Sunday 4 March 2012

Memoirs of a New Vegas Bitch, Part 14

Fallout is designed in an old-school style, where multiple ways to deal with a situation are both implemented and expected. However, this can sometimes clash with modern design sensibilities, where scripting is considered quite important to make things run smoothly. The result is situations that can go wildly off script, yet still work out in the end.


Apologies if theres any problems with the images, I had to use something other than Steams hosting because I messed up.



Okay Heck, I think I'll help you out, and find this kid for you. It pays for us successful types to help each other out.





Understood. (Money if I succeed, money if I don't, and money if I decide its too much trouble and shoot you.)



Hmm, this woman at the bar doesn't know anything but how to sell over-priced booze. Hey, are my glasses starting to break? I might have to pick up a spare pair at the Lucky 38. Or maybe I'll just go without, they don't completely go with the suit anyway.



Man, even the room for giving you casino chips is overdone here.



In contrast the lobby for the main part of the building is merely nice.



Oh, wow, thats an unexpectedly tall hat. Erm, anyway, I'd like to know a little more about your group, for my own personal curiosity.







Uh huh. Well, I can't fault you for sticking to a theme, anyway. Not sure it justifies the baby masks, but oh well.

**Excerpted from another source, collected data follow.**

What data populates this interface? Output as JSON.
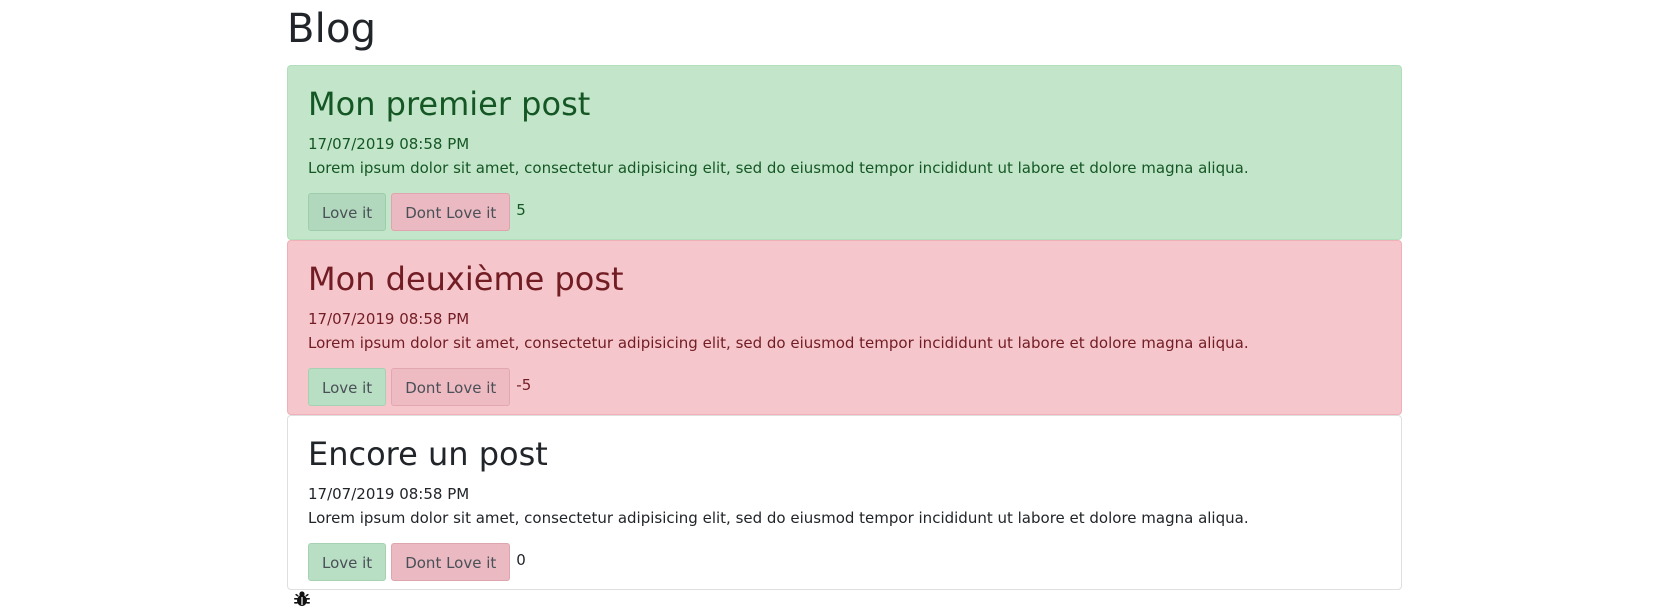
{
  "page": {
    "title": "Blog"
  },
  "posts": [
    {
      "title": "Mon premier post",
      "date": "17/07/2019 08:58 PM",
      "body": "Lorem ipsum dolor sit amet, consectetur adipisicing elit, sed do eiusmod tempor incididunt ut labore et dolore magna aliqua.",
      "love_label": "Love it",
      "dont_love_label": "Dont Love it",
      "score": "5",
      "state": "positive"
    },
    {
      "title": "Mon deuxième post",
      "date": "17/07/2019 08:58 PM",
      "body": "Lorem ipsum dolor sit amet, consectetur adipisicing elit, sed do eiusmod tempor incididunt ut labore et dolore magna aliqua.",
      "love_label": "Love it",
      "dont_love_label": "Dont Love it",
      "score": "-5",
      "state": "negative"
    },
    {
      "title": "Encore un post",
      "date": "17/07/2019 08:58 PM",
      "body": "Lorem ipsum dolor sit amet, consectetur adipisicing elit, sed do eiusmod tempor incididunt ut labore et dolore magna aliqua.",
      "love_label": "Love it",
      "dont_love_label": "Dont Love it",
      "score": "0",
      "state": "neutral"
    }
  ],
  "colors": {
    "positive_bg": "#c3e6cb",
    "positive_text": "#155724",
    "negative_bg": "#f5c6cb",
    "negative_text": "#721c24",
    "love_button": "#b8dec3",
    "dont_love_button": "#eab9c1"
  },
  "footer": {
    "icon": "bug-icon"
  }
}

So, any wierd business going on? You're not looking to hire any mercaneries, sneak any packages out of the Strip, anything like that?

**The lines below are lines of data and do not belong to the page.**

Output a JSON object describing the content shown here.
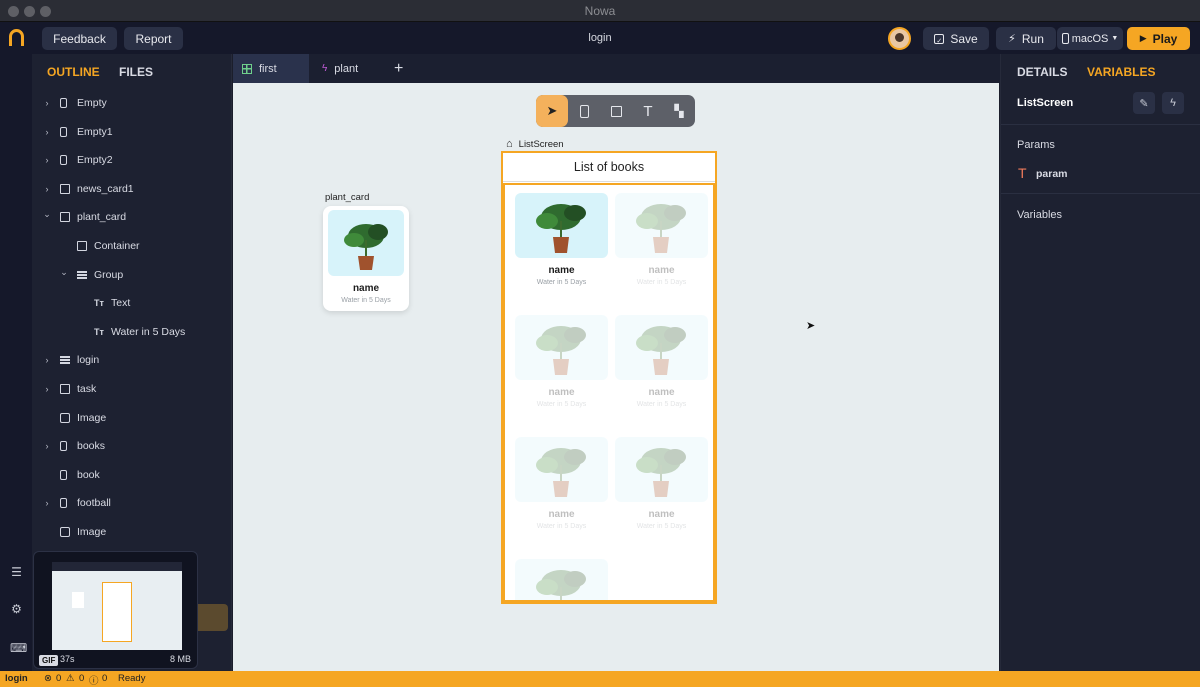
{
  "window": {
    "title": "Nowa"
  },
  "toolbar": {
    "feedback": "Feedback",
    "report": "Report",
    "center_title": "login",
    "save": "Save",
    "run": "Run",
    "platform": "macOS",
    "play": "Play"
  },
  "left_panel": {
    "tabs": [
      "OUTLINE",
      "FILES"
    ],
    "items": [
      {
        "label": "Empty",
        "icon": "phone-icon",
        "chevron": "right",
        "depth": 0
      },
      {
        "label": "Empty1",
        "icon": "phone-icon",
        "chevron": "right",
        "depth": 0
      },
      {
        "label": "Empty2",
        "icon": "phone-icon",
        "chevron": "right",
        "depth": 0
      },
      {
        "label": "news_card1",
        "icon": "box-icon",
        "chevron": "right",
        "depth": 0
      },
      {
        "label": "plant_card",
        "icon": "box-icon",
        "chevron": "down",
        "depth": 0
      },
      {
        "label": "Container",
        "icon": "box-icon",
        "chevron": "",
        "depth": 1
      },
      {
        "label": "Group",
        "icon": "list-icon",
        "chevron": "down",
        "depth": 1
      },
      {
        "label": "Text",
        "icon": "text-icon",
        "chevron": "",
        "depth": 2
      },
      {
        "label": "Water in 5 Days",
        "icon": "text-icon",
        "chevron": "",
        "depth": 2
      },
      {
        "label": "login",
        "icon": "list-icon",
        "chevron": "right",
        "depth": 0
      },
      {
        "label": "task",
        "icon": "box-icon",
        "chevron": "right",
        "depth": 0
      },
      {
        "label": "Image",
        "icon": "image-icon",
        "chevron": "",
        "depth": 0
      },
      {
        "label": "books",
        "icon": "phone-icon",
        "chevron": "right",
        "depth": 0
      },
      {
        "label": "book",
        "icon": "phone-icon",
        "chevron": "",
        "depth": 0
      },
      {
        "label": "football",
        "icon": "phone-icon",
        "chevron": "right",
        "depth": 0
      },
      {
        "label": "Image",
        "icon": "image-icon",
        "chevron": "",
        "depth": 0
      }
    ],
    "gif": {
      "badge": "GIF",
      "duration": "37s",
      "size": "8 MB"
    }
  },
  "editor_tabs": [
    {
      "label": "first",
      "icon": "grid-icon",
      "active": true
    },
    {
      "label": "plant",
      "icon": "bolt-icon",
      "active": false
    }
  ],
  "canvas": {
    "plant_card_label": "plant_card",
    "screen_label": "ListScreen",
    "app_title": "List of books",
    "card_name": "name",
    "card_subtitle": "Water in 5 Days"
  },
  "right_panel": {
    "tabs": [
      "DETAILS",
      "VARIABLES"
    ],
    "screen_name": "ListScreen",
    "params_title": "Params",
    "param": "param",
    "variables_title": "Variables"
  },
  "status": {
    "branch": "login",
    "errors": "0",
    "warnings": "0",
    "infos": "0",
    "state": "Ready"
  },
  "colors": {
    "accent": "#f5a623",
    "panel": "#1d2131",
    "canvas": "#e7edef"
  }
}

...Given I managed not to throw up in Gomorrah, I'd say I have a pretty strong stomach! Ugh, whatever.



Uh, could you keep it down lady?

Gotta be someone around here who knows something important. You! Talk to me, tell me why everyone is wearing masks.

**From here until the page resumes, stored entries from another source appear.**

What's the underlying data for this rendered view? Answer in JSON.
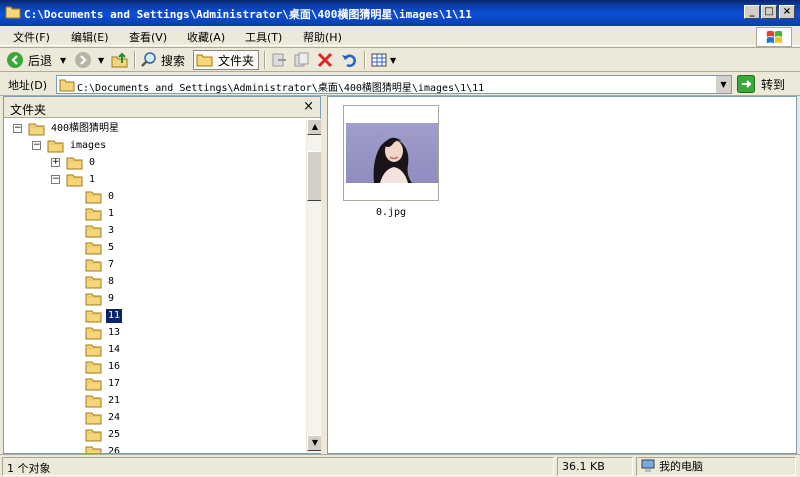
{
  "window": {
    "title": "C:\\Documents and Settings\\Administrator\\桌面\\400横图猜明星\\images\\1\\11"
  },
  "menu": [
    {
      "label": "文件(F)"
    },
    {
      "label": "编辑(E)"
    },
    {
      "label": "查看(V)"
    },
    {
      "label": "收藏(A)"
    },
    {
      "label": "工具(T)"
    },
    {
      "label": "帮助(H)"
    }
  ],
  "toolbar": {
    "back_label": "后退",
    "search_label": "搜索",
    "folders_label": "文件夹"
  },
  "address": {
    "label": "地址(D)",
    "path": "C:\\Documents and Settings\\Administrator\\桌面\\400横图猜明星\\images\\1\\11",
    "go_label": "转到"
  },
  "folder_pane": {
    "title": "文件夹",
    "close_glyph": "×",
    "tree": [
      {
        "label": "400横图猜明星",
        "expander": "−"
      },
      {
        "label": "images",
        "expander": "−"
      },
      {
        "label": "0",
        "expander": "+"
      },
      {
        "label": "1",
        "expander": "−"
      },
      {
        "label": "0"
      },
      {
        "label": "1"
      },
      {
        "label": "3"
      },
      {
        "label": "5"
      },
      {
        "label": "7"
      },
      {
        "label": "8"
      },
      {
        "label": "9"
      },
      {
        "label": "11",
        "selected": true
      },
      {
        "label": "13"
      },
      {
        "label": "14"
      },
      {
        "label": "16"
      },
      {
        "label": "17"
      },
      {
        "label": "21"
      },
      {
        "label": "24"
      },
      {
        "label": "25"
      },
      {
        "label": "26"
      }
    ]
  },
  "content": {
    "files": [
      {
        "name": "0.jpg"
      }
    ]
  },
  "status": {
    "objects": "1 个对象",
    "size": "36.1 KB",
    "zone": "我的电脑"
  }
}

Uh-huh. So you're just being fancy, and the creepiness is just a byproduct. Fair enough. But why aren't you wearing a mask?



...Right. Listen, I've been asked to look for someone, would you have any ideas where to look?





Welp, here I go.



Ok, less elaborate than I feared. So, I'm guessing the well-dressed and so-formal-she-looks-like-shes-in-pain woman is Marjorie.



So I assume you're work here and you're not just a guest who got lost behind the counter.






I see, so you're Marjorie, the one in charge. And I guess you're the one Heck Gunderson was here to meet?








Well, I suppose if you don't want everyone to eat, thats your call. So long as you guard the food.

Anyway, I'm kinda looking for a lost person, can you give me a hand?





WOAHWOAHWOAH Hold up there a minute, Marge!! What was that? You guys used to be cannibals?





Uh....Okay, that's informative. So, you said something about an investigator you were talking to?





Well, that may be, but I was looking for a man who dissappeared a few hours ago.





Yeah, you get on that. In the meantime, maybe I should talk to this other investigator, if this is a recurring thing.





I'm sure. Free ketchup-scented soap for everyone.



Well, this does look like it came from a cow, at least. But I'd still rather not risk it.






Uh...I'm on an investigation of my own. I'm just going to see if he can give me some leads. Why?



(Missing brides are grim?)





Uh, sure, I will.



It really seems like all the gaudiness is concentrated at the very front of the place, and all the rest of the rooms are just kinda nice.



First door on the right and...oh.



Oh, thats not good at all...



Its a setup!! Boone, keep the other one back!!




Phew, lucky they only set two guys, and without guns.



I think I'll take one of these fancy suits, if you don't mind.



Come on, you must have something on you...



Hurm...Well, its a clue at least.




Huh. Finally this place goes for impressive rather than glitzy.




Really? That...damn, that is kinda cool.

Wait, whats a 'Sea'?



Eh, its been too long since I engaged in some petty theft.



Finally, is this where it is?



YES.



Hmm, its almost 4, I'll just sit down.



This might be uncomfortable if there were any steam in here.



And right on time, look who it is.



A matchbook collector.



Well it appears his skull was caved in with a fancy dress cane. Funny thing.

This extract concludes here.